Copies exécutoires RÉPUBLIQUE FRANÇAISE
délivrées aux parties le : AU NOM DU PEUPLE FRANÇAIS
COUR D'APPEL DE PARIS
Pôle 4 - Chambre 10
ARRÊT DU 23 MARS 2023
(n° , 8 pages)
Numéro d'inscription au répertoire général : N° RG 18/15876 - N° Portalis 35L7-V-B7C-B55Z3
Décision déférée à la Cour : Jugement du 30 Mars 2018 -Tribunal de Grande Instance de CRETEIL - RG n° 17/08101
APPELANT
Monsieur [N] [L]
né le [Date naissance 4] 1970 a [Localité 10] (Algérie)
[Adresse 9]
[Localité 12]
Représenté par Me Matthieu BOCCON GIBOD de la SELARL LEXAVOUE PARIS-VERSAILLES, avocat au barreau de PARIS, toque : C2477
Assisté par Me Karine BUCHBINDER-BOTTERI de la SCP BUCHBINDER- LAMY - KARSENTI, avocat au barreau de VAL-DE-MARNE, toque : PC 372, substitué à l'audience par Me Clément DESPUSOL, avocat au barreau de VAL-DE-MARNE, toque : PC 372
INTIMÉS
Madame [C] [X] divorcée [L]
née le [Date naissance 2] 1975 à [Localité 10]/[Localité 17] (ALGÉRIE)
[Adresse 1]
[Localité 14]
Représentée et assistée à l'audience de Me Catherine GOUET JENSELME, avocat au barreau de PARIS, toque : A0569
Monsieur [Z] [P], décédé le [Date décès 7] 2019
né en 1961 à [Localité 16] (ALGERIE)
PARTIES INTERVENANTES
Madame [J] [G], en sa qualité d'héritière de M. [P] [Z] [M] et représantant M. [P] [H], en sa qualité d'héritier de M. [P] [Z] [M]

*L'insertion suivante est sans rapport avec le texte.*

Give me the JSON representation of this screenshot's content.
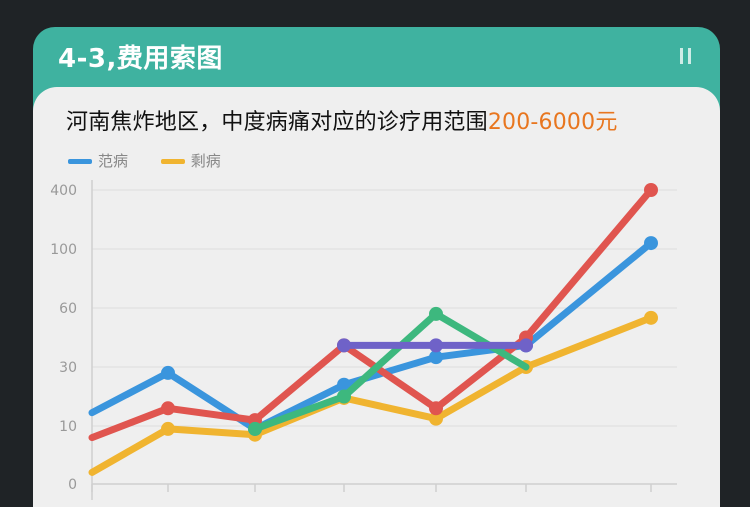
{
  "header": {
    "title": "4-3,费用索图"
  },
  "chart_title": {
    "main": "河南焦炸地区，中度病痛对应的诊疗用范围",
    "accent": "200-6000元"
  },
  "colors": {
    "header_bg": "#3fb2a0",
    "accent": "#e8761f",
    "blue": "#3a95dd",
    "red": "#e0554f",
    "yellow": "#f0b430",
    "green": "#3db87e",
    "purple": "#6f62c8"
  },
  "chart_data": {
    "type": "line",
    "title": "河南焦炸地区，中度病痛对应的诊疗用范围200-6000元",
    "legend_position": "top-left",
    "grid": true,
    "y_tick_labels": [
      "400",
      "100",
      "60",
      "30",
      "10",
      "0"
    ],
    "x": [
      0,
      1,
      2,
      3,
      4,
      5,
      6
    ],
    "series": [
      {
        "name": "范病",
        "color": "#3a95dd",
        "points": [
          [
            0,
            14.5
          ],
          [
            1,
            28
          ],
          [
            2,
            9.5
          ],
          [
            3,
            24
          ],
          [
            4,
            35
          ],
          [
            5,
            41
          ],
          [
            6,
            130
          ]
        ]
      },
      {
        "name": "",
        "color": "#e0554f",
        "points": [
          [
            0,
            8
          ],
          [
            1,
            16
          ],
          [
            2,
            12
          ],
          [
            3,
            41
          ],
          [
            4,
            16
          ],
          [
            5,
            45
          ],
          [
            6,
            400
          ]
        ]
      },
      {
        "name": "剩病",
        "color": "#f0b430",
        "points": [
          [
            0,
            2
          ],
          [
            1,
            9.5
          ],
          [
            2,
            8.5
          ],
          [
            3,
            19.5
          ],
          [
            4,
            12.5
          ],
          [
            5,
            30
          ],
          [
            6,
            55
          ]
        ]
      },
      {
        "name": "",
        "color": "#3db87e",
        "points": [
          [
            2,
            9.5
          ],
          [
            3,
            20
          ],
          [
            4,
            57
          ],
          [
            5,
            30
          ]
        ]
      },
      {
        "name": "",
        "color": "#6f62c8",
        "points": [
          [
            3,
            41
          ],
          [
            4,
            41
          ],
          [
            5,
            41
          ]
        ]
      }
    ]
  }
}
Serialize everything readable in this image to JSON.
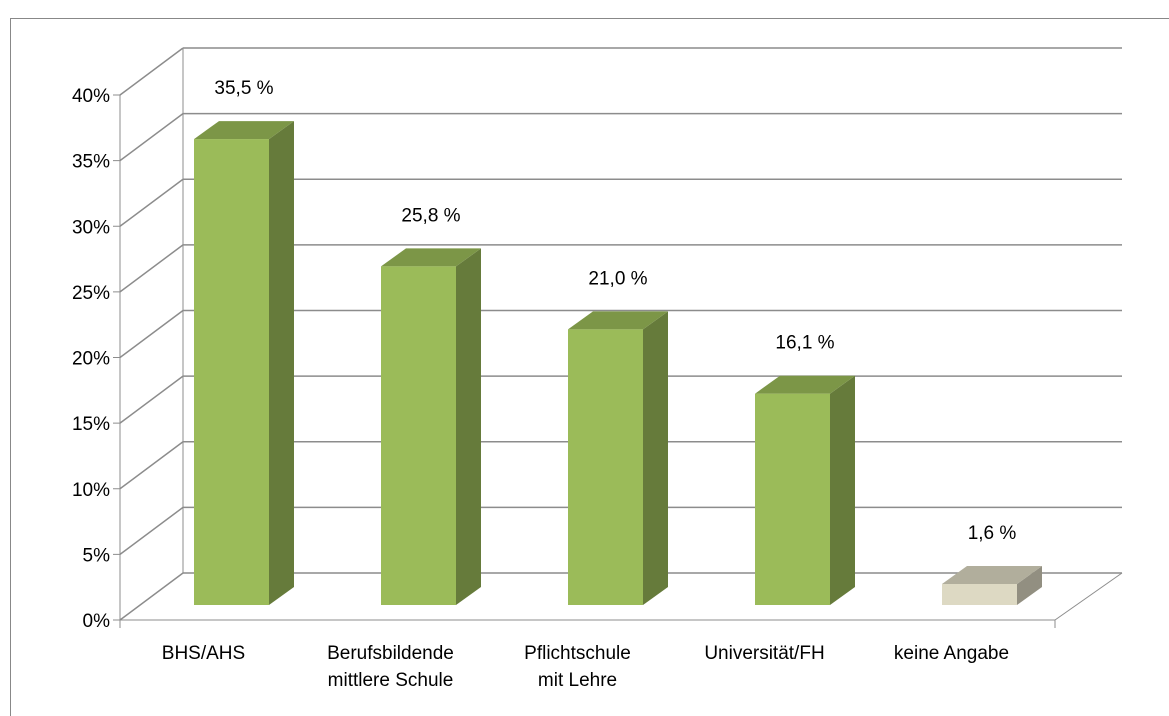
{
  "chart_data": {
    "type": "bar3d",
    "categories": [
      "BHS/AHS",
      "Berufsbildende\nmittlere Schule",
      "Pflichtschule\nmit Lehre",
      "Universität/FH",
      "keine Angabe"
    ],
    "values": [
      35.5,
      25.8,
      21.0,
      16.1,
      1.6
    ],
    "value_labels": [
      "35,5 %",
      "25,8 %",
      "21,0 %",
      "16,1 %",
      "1,6 %"
    ],
    "colors": [
      "#9bbb59",
      "#9bbb59",
      "#9bbb59",
      "#9bbb59",
      "#ddd9c3"
    ],
    "ylim": [
      0,
      40
    ],
    "yticks": [
      {
        "value": 0,
        "label": "0%"
      },
      {
        "value": 5,
        "label": "5%"
      },
      {
        "value": 10,
        "label": "10%"
      },
      {
        "value": 15,
        "label": "15%"
      },
      {
        "value": 20,
        "label": "20%"
      },
      {
        "value": 25,
        "label": "25%"
      },
      {
        "value": 30,
        "label": "30%"
      },
      {
        "value": 35,
        "label": "35%"
      },
      {
        "value": 40,
        "label": "40%"
      }
    ],
    "grid": true
  }
}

née le [Date naissance 6] 1970 à [Localité 10] (ALGERIE)
[Adresse 15]
[Localité 10](ALGERIE)
ET
Monsieur [H] [P], mineur représenté par Mme [J] [G], en qualité de représentant légal, en sa qualité d'héritier de M. [P] [Z] [M]
né le [Date naissance 5] 2012 à [Localité 10] (Algérie)
[Adresse 15]
[Localité 10](ALGERIE))
ET
Monsieur [I] [P], en sa qualité d'héritier de M. [P] [Z] [M]
né le [Date naissance 11] 1989 à [Localité 10] (Algérie)
[Adresse 15]
[Localité 10](ALGERIE)
ET
Monsieur [S] [P], en sa qualité d'héritier de M. [P] [Z] [M]
né le [Date naissance 3] 1990 à [Localité 10] (Algérie)
[Adresse 15]
[Localité 10](ALGERIE))
ET
Monsieur [F] [R] [P], en sa qualité d'héritier de M. [P] [Z] [M]
né en 1998 [Localité 10] (Algérie)
[Adresse 15]
[Localité 10](ALGERIE)
ET
Mademoiselle [E] [P], en sa qualité d'héritière de M. [P] [Z] [M]
née le [Date naissance 8] 2002 à [Localité 10]
[Adresse 15]
[Localité 10](ALGERIE)
ET
Monsieur [V] [P], en sa qualité d'héritier de M. [P] [Z] [M]
né le [Date naissance 13] 1993 à [Localité 10] (Algérie)
[Adresse 15]
[Localité 10](ALGERIE)
Représentés tous par Me Nadia BOUZIDI-FABRE, avocat au barreau de PARIS, toque : B0515
Assisté tous par Me Sarah LEVY, avocat au barreau de PARIS, toque : A0471
COMPOSITION DE LA COUR :
En application des dispositions des articles 805 et 907 du code de procédure civile, l'affaire a été débattue le 24 Janvier 2023, en audience publique, les avocats ne s'y étant pas opposés, devant M. Laurent NAJEM, Conseiller, chargé du rapport.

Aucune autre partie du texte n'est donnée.